The thought that Asian carp could invade Ontario waters is unsettling, not just for this province’s anglers, but anyone interested in the health of our nation’s aquatic ecosystem.
A report by the U.S. Geological Survey (USGS) that grass carp are naturally reproducing in the Sandusky River, a tributary to Lake Erie in north-central Ohio, went viral this week and has put a serious scare into many people. But to those in the know, this news wasn’t a big surprise.
“The number of grass carp found in that area seriously points to a breeding population. This [study] confirms everybody’s gut feeling of what was going on there,” said Kim Cuddington, a biology professor at the University of Waterloo.
John Goss, who heads the Asian carp program run by the White House Council on Environmental Quality, said sterile grass carp have been found in the Great Lakes for years, but the discovery that they can reproduce within the watershed “reinforces why we must continue to execute the aggressive strategy to keep silver and bighead carp out of the Great Lakes.”
The biggest threat
The bighead and silver carp are of greatest concern in the Great Lakes region. These species of Asian carp are prolific breeders that gobble huge amounts of plankton—tiny plants and animals that are vital to aquatic food chains. Scientists say if they gain a foothold in the lakes, they could spread widely and destabilize a fishing industry valued at $7 billion.
Some argue that grass carp are less worrisome because they eat larger plants instead of plankton and don’t compete with native species. But, these fish are a threat to wetland areas, which typically serve as native fish nurseries.
“Current research indicates that the Great Lakes Basin will provide suitable habitat for the survival and reproduction of all the Asian Carp species,” said Sophie Monfette, invading species awareness program coordinator with the Ontario Federation of Anglers and Hunters. “If Asian carps colonize the Great Lakes Basin, they will harm our fisheries through competition for food resources and habitat degradation, potentially resulting in a loss of the benefits enjoyed by anglers across Ontario.”
Duane Chapman, a USGS fisheries biologist, says that all Asian carp species require similar conditions to reproduce successfully, so the Sandusky River discovery suggests it’s likely that any of the Asian carp species could spawn there and in many other Great Lakes tributaries.
Fisheries and Oceans Canada has established that there are suitable spawning conditions in up to 57 Canadian rivers, in addition to the extensive wetland areas.
None in Canadian waters
Becky Cudmore, program manager for the Asian carp program with Fisheries and Oceans Canada, said the confirmation of reproducing grass carp in the Sandusky River was a bit sobering, but she confirmed, “There is no evidence that Asian carp have established in Canadian waters.”
That doesn’t mean Canadian authorities are taking the issue lightly. “We have been pretty vigilant this past summer in setting up early detection sites and monitoring the Great Lakes.
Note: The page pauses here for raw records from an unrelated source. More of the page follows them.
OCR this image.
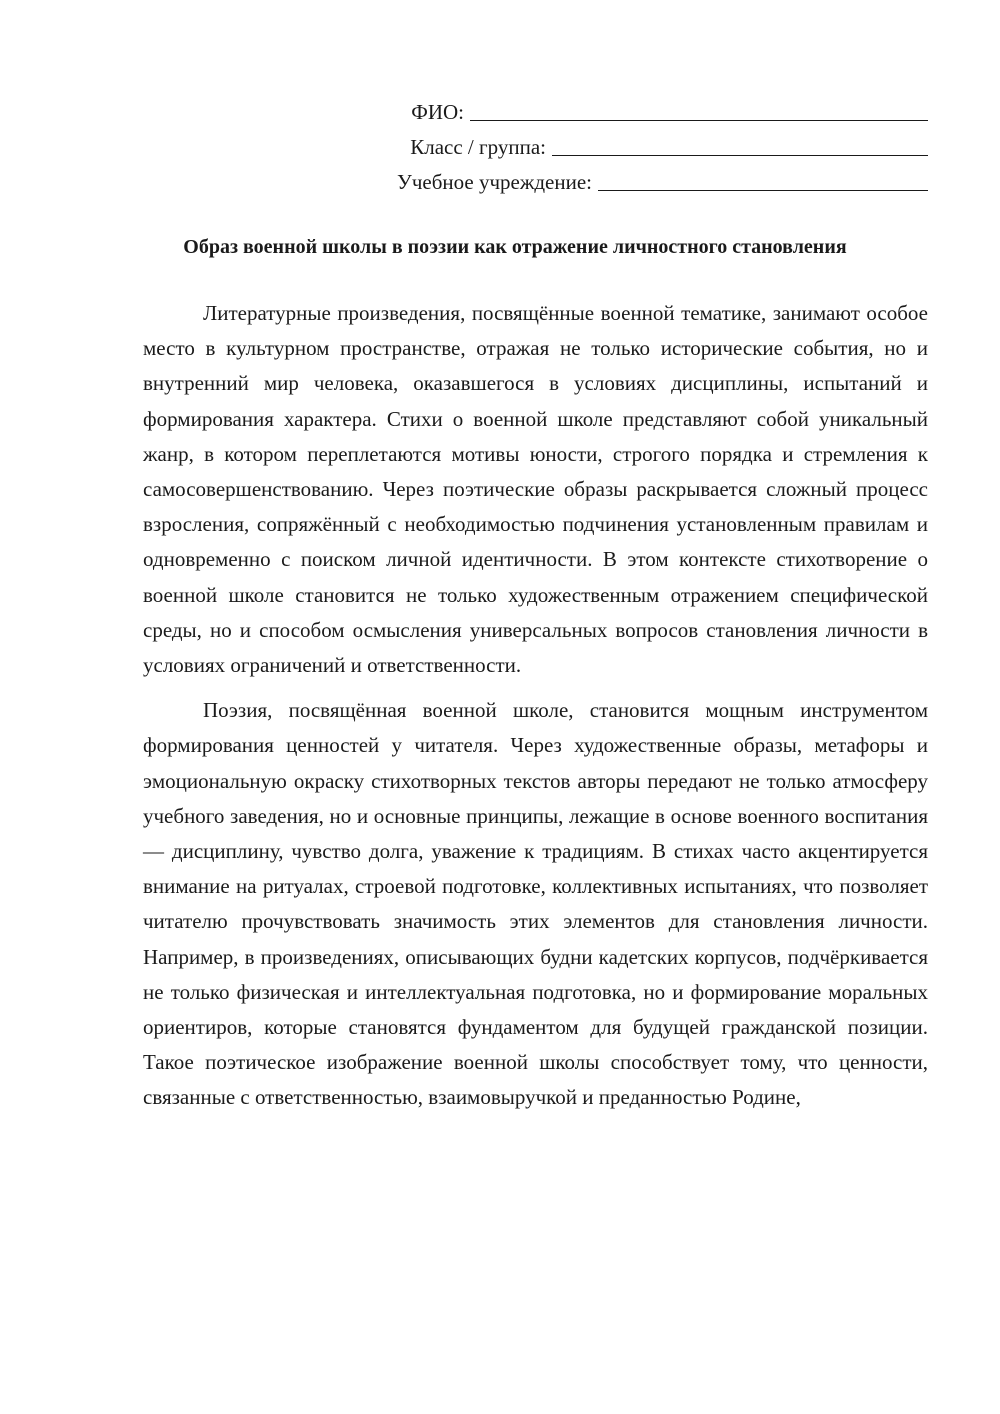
ФИО:
Класс / группа:
Учебное учреждение:
Образ военной школы в поэзии как отражение личностного становления

Литературные произведения, посвящённые военной тематике, занимают особое место в культурном пространстве, отражая не только исторические события, но и внутренний мир человека, оказавшегося в условиях дисциплины, испытаний и формирования характера. Стихи о военной школе представляют собой уникальный жанр, в котором переплетаются мотивы юности, строгого порядка и стремления к самосовершенствованию. Через поэтические образы раскрывается сложный процесс взросления, сопряжённый с необходимостью подчинения установленным правилам и одновременно с поиском личной идентичности. В этом контексте стихотворение о военной школе становится не только художественным отражением специфической среды, но и способом осмысления универсальных вопросов становления личности в условиях ограничений и ответственности.

Поэзия, посвящённая военной школе, становится мощным инструментом формирования ценностей у читателя. Через художественные образы, метафоры и эмоциональную окраску стихотворных текстов авторы передают не только атмосферу учебного заведения, но и основные принципы, лежащие в основе военного воспитания — дисциплину, чувство долга, уважение к традициям. В стихах часто акцентируется внимание на ритуалах, строевой подготовке, коллективных испытаниях, что позволяет читателю прочувствовать значимость этих элементов для становления личности. Например, в произведениях, описывающих будни кадетских корпусов, подчёркивается не только физическая и интеллектуальная подготовка, но и формирование моральных ориентиров, которые становятся фундаментом для будущей гражданской позиции. Такое поэтическое изображение военной школы способствует тому, что ценности, связанные с ответственностью, взаимовыручкой и преданностью Родине,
This news reminds us to be very vigilant as we move forward.”
There are a few ways that these aquatic invaders could get into our waters, with direct spread being the most likely. Cudmore says that live trade is also a serious possibility.
What’s being done?
It’s illegal to possess live bighead carp, silver carp, grass carp or black carp in Ontario. According to the Ministry of Natural Resources, people have been convicted and received large fines for trying to import truckloads of live Asian carp into Ontario to sell at fish markets.
Fisheries and Oceans Canada is working toward developing national aquatic invasive species regulations to list high-risk species from being imported into the country.
Cudmore says those working in the field to mitigate the Asian carp issue are taking a multi-pronged approach. Boosting public awareness and early detection are the primary focuses.
“The more eyes we have on the water, the better for us. The sooner we find them in the system, the sooner we get them out,” she said. “It doesn’t give them a chance to get a firm hold in the ecosystem. A big part of our program this past summer has been monitoring and surveillance.”
What is our fate?
Preventing these invasives from entering Ontario waters is the best defence, but even if Asian carp do establish here, getting rid of them is still possible.
Cudmore sites the ongoing sea lamprey program on the Great Lakes as an example and says it has been successful at keeping the numbers of these creatures down, minimizing their impact.
“It’s easier to focus on prevention and eliminate the individuals as soon as we find them. It isn’t impossible to deal with a well-established population, it’s just more difficult and more expensive.”